Cientistas descobrem água escondida abaixo de Marte que poderia ter sustentado vida

Cientistas descobrem água escondida abaixo de Marte que poderia ter sustentado vida

Pesquisadores da Universidade de Nova York em Abu Dhabi (NYUAD) descobriram novas pistas que sugerem que a água já se moveu sob a superfície de Marte. As descobertas indicam que o Planeta Vermelho pode ter permanecido capaz de sustentar vida por muito mais tempo do que os cientistas acreditavam.

A pesquisa, publicada no Jornal de Pesquisa Geofísica – Planetasconcentra-se em antigas dunas de areia localizadas na Cratera Gale, uma área explorada pelo rover Curiosity da NASA. De acordo com o estudo, estas dunas endureceram lentamente e transformaram-se em rocha há milhares de milhões de anos, depois de interagirem com águas subterrâneas que se deslocavam abaixo da superfície marciana.

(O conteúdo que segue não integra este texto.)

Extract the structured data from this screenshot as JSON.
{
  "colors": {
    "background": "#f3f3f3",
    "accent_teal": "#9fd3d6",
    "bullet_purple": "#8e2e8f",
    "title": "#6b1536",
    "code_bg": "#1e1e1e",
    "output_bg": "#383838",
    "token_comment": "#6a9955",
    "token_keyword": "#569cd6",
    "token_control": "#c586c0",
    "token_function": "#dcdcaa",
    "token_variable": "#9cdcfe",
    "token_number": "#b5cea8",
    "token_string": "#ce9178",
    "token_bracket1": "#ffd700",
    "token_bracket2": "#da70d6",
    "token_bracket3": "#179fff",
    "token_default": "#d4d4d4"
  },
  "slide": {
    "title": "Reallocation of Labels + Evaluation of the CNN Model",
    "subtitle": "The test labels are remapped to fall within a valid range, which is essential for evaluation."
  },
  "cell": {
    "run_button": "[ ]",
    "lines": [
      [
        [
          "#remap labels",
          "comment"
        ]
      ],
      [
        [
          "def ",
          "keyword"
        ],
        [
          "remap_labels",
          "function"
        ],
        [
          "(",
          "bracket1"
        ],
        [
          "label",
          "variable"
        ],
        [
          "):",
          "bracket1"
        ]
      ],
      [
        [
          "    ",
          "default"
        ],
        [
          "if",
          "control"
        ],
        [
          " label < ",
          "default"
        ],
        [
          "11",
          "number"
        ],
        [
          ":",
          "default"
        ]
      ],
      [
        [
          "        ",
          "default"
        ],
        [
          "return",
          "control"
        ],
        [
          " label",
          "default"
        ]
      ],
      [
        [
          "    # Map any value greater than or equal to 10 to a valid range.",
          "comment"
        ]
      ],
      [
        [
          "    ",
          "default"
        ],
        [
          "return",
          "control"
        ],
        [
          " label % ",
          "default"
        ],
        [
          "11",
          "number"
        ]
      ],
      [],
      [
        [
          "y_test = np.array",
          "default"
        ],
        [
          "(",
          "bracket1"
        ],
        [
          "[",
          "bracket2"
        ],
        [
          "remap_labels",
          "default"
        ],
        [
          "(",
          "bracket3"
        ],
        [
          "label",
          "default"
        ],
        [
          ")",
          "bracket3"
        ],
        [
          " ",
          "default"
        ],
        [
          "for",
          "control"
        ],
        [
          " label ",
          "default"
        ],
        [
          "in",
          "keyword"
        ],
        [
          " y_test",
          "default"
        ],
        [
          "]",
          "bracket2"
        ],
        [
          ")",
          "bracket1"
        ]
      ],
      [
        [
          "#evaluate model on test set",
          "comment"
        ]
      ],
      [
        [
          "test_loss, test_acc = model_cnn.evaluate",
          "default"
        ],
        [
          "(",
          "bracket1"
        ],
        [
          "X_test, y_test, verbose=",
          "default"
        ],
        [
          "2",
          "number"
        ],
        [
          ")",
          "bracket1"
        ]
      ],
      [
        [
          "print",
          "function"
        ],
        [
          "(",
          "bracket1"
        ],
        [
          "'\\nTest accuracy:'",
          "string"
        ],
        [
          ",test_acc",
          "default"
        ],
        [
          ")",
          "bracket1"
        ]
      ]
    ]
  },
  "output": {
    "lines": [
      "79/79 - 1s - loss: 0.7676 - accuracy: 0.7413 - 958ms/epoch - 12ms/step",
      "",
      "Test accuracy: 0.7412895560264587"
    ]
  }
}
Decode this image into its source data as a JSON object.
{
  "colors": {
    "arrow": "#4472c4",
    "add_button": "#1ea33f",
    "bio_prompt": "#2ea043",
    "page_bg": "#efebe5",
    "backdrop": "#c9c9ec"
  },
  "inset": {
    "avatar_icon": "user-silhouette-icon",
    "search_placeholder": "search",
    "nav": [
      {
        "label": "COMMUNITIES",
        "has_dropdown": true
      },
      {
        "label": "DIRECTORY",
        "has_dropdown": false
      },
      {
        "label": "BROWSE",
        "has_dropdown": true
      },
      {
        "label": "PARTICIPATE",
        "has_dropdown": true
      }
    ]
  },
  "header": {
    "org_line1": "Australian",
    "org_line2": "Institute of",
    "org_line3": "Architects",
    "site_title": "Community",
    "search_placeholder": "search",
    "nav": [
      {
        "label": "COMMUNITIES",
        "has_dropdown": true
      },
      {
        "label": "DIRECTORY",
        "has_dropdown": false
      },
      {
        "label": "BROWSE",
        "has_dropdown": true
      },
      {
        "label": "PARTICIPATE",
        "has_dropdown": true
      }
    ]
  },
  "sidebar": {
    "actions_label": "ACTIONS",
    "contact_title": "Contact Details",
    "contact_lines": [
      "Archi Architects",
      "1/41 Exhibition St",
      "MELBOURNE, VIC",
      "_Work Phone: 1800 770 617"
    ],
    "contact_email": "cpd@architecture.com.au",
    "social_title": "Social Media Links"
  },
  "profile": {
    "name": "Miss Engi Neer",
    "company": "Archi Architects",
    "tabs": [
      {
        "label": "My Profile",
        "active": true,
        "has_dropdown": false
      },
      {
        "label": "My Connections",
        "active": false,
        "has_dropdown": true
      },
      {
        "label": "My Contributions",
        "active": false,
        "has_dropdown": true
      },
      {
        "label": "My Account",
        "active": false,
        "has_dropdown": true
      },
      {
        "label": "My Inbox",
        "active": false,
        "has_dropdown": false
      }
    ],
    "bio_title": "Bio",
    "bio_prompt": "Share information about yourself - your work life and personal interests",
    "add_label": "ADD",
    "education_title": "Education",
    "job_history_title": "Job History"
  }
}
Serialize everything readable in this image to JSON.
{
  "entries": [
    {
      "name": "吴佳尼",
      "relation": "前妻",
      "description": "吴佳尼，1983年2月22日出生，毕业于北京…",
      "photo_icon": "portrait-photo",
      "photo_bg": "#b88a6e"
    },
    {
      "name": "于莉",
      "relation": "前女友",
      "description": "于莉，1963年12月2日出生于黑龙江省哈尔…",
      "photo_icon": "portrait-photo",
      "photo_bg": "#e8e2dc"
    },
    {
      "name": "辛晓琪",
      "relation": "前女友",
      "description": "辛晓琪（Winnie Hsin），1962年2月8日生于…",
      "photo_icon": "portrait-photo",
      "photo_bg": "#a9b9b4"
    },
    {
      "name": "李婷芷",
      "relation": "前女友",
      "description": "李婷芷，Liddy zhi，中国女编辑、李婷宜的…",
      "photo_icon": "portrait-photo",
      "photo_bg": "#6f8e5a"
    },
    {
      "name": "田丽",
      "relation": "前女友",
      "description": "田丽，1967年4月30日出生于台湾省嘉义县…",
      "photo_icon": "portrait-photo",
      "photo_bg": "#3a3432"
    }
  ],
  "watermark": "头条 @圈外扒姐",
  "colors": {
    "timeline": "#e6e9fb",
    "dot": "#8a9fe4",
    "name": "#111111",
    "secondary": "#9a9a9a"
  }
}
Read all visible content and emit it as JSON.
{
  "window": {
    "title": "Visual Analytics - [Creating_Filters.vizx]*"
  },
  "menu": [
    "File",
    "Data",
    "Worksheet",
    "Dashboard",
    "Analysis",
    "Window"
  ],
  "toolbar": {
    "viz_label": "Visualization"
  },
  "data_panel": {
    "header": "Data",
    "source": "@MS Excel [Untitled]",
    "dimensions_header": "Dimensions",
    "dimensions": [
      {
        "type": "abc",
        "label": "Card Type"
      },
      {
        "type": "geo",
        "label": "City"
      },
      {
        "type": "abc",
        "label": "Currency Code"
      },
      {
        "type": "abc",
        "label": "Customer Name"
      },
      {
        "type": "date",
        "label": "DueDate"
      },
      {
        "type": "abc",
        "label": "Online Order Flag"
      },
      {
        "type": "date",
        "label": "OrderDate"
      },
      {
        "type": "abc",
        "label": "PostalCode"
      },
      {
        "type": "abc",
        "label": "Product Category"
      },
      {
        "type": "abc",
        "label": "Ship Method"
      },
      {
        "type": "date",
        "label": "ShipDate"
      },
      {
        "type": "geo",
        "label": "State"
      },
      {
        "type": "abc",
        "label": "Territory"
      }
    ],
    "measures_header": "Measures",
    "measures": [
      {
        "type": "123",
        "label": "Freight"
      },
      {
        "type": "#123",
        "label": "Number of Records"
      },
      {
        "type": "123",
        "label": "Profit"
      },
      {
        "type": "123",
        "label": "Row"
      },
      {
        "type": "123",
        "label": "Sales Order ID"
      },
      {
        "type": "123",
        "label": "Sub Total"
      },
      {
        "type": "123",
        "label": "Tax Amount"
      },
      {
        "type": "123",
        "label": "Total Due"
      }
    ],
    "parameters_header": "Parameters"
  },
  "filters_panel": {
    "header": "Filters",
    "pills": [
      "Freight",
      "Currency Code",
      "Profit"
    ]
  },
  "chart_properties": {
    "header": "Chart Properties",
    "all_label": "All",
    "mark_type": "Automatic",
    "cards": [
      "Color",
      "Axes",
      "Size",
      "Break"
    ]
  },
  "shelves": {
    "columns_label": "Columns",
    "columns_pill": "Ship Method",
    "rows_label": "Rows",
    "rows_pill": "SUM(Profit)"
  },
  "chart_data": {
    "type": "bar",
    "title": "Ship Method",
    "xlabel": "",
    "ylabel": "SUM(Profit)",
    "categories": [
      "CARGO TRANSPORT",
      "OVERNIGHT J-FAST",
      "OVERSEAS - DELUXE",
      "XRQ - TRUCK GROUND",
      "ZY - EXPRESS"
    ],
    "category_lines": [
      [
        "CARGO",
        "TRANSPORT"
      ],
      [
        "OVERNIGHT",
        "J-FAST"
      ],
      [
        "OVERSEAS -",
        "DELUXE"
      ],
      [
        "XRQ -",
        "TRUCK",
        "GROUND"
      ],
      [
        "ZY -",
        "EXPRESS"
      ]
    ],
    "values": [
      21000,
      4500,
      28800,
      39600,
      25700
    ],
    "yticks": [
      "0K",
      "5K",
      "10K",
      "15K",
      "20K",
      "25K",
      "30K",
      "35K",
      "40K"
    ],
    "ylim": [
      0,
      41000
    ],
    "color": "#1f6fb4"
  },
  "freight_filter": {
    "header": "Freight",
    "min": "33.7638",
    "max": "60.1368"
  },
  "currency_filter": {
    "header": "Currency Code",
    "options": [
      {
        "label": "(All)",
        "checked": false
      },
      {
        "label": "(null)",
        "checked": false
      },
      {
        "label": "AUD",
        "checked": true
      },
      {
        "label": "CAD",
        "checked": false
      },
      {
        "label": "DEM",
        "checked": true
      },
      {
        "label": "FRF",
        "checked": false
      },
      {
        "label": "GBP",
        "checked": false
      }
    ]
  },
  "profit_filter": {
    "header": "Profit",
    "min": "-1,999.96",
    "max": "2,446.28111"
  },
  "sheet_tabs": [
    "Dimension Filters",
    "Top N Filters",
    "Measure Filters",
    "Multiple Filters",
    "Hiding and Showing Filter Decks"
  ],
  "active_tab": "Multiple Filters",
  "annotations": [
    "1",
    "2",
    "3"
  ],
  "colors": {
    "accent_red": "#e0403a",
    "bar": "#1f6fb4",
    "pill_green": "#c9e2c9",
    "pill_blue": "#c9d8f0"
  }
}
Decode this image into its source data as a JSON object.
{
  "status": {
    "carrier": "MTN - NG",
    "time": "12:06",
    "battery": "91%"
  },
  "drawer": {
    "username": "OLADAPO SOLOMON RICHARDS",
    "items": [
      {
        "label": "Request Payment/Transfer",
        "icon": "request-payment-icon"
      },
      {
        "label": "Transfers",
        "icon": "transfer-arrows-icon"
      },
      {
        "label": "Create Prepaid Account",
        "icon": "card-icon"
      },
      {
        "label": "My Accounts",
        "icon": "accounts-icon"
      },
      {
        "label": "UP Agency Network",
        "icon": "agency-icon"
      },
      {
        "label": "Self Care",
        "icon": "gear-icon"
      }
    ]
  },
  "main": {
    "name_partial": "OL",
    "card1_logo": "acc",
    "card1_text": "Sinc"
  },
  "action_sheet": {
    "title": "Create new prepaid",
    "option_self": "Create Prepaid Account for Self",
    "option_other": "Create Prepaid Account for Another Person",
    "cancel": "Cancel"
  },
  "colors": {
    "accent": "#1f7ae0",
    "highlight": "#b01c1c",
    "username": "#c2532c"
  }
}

Dados do Curiosity Rover e comparações do deserto terrestre

A investigação foi liderada por Dimitra Atri, investigador principal do Laboratório de Exploração Espacial da NYUAD, juntamente com o assistente de pesquisa Vignesh Krishnamoorthy. Para compreender melhor o que aconteceu em Marte, a equipa comparou as observações do rover Curiosity com formações rochosas semelhantes encontradas nos desertos dos Emirados Árabes Unidos que se formaram em condições comparáveis ​​na Terra.

A sua análise sugere que a água de uma montanha marciana próxima penetrou gradualmente nas dunas através de pequenas fraturas. À medida que a umidade subia pela areia, ela deixava para trás minerais como o gesso, que é comumente encontrado em ambientes desérticos da Terra. Esses minerais são especialmente importantes para os cientistas porque podem capturar e preservar vestígios de matéria orgânica. Como resultado, tais depósitos são considerados locais promissores para futuras missões em busca de evidências de vida antiga.

A água subterrânea pode ter sustentado a vida microbiana

“As nossas descobertas mostram que Marte não passou simplesmente de molhado para seco,” disse Atri. “Mesmo depois do desaparecimento dos seus lagos e rios, pequenas quantidades de água continuaram a mover-se para o subsolo, criando ambientes protegidos que poderiam ter sustentado vida microscópica”.

Novas pistas sobre a evolução e habitabilidade de Marte

A descoberta lança uma nova luz sobre como Marte mudou ao longo de milhares de milhões de anos. Também reforça a ideia de que os ambientes subterrâneos podem ser alguns dos melhores locais para procurar sinais de vida passada no planeta.

O trabalho foi apoiado pelo NYUAD Research Institute e realizado no Centro de Astrofísica e Ciências Espaciais da NYUAD. O centro realiza pesquisas avançadas destinadas a melhorar a compreensão científica do universo, ao mesmo tempo que apoia o papel crescente dos Emirados Árabes Unidos na exploração espacial global. O projeto também envolveu a colaboração com James Weston da Core Technology Platform da NYUAD e do grupo de pesquisa de Panče Naumov.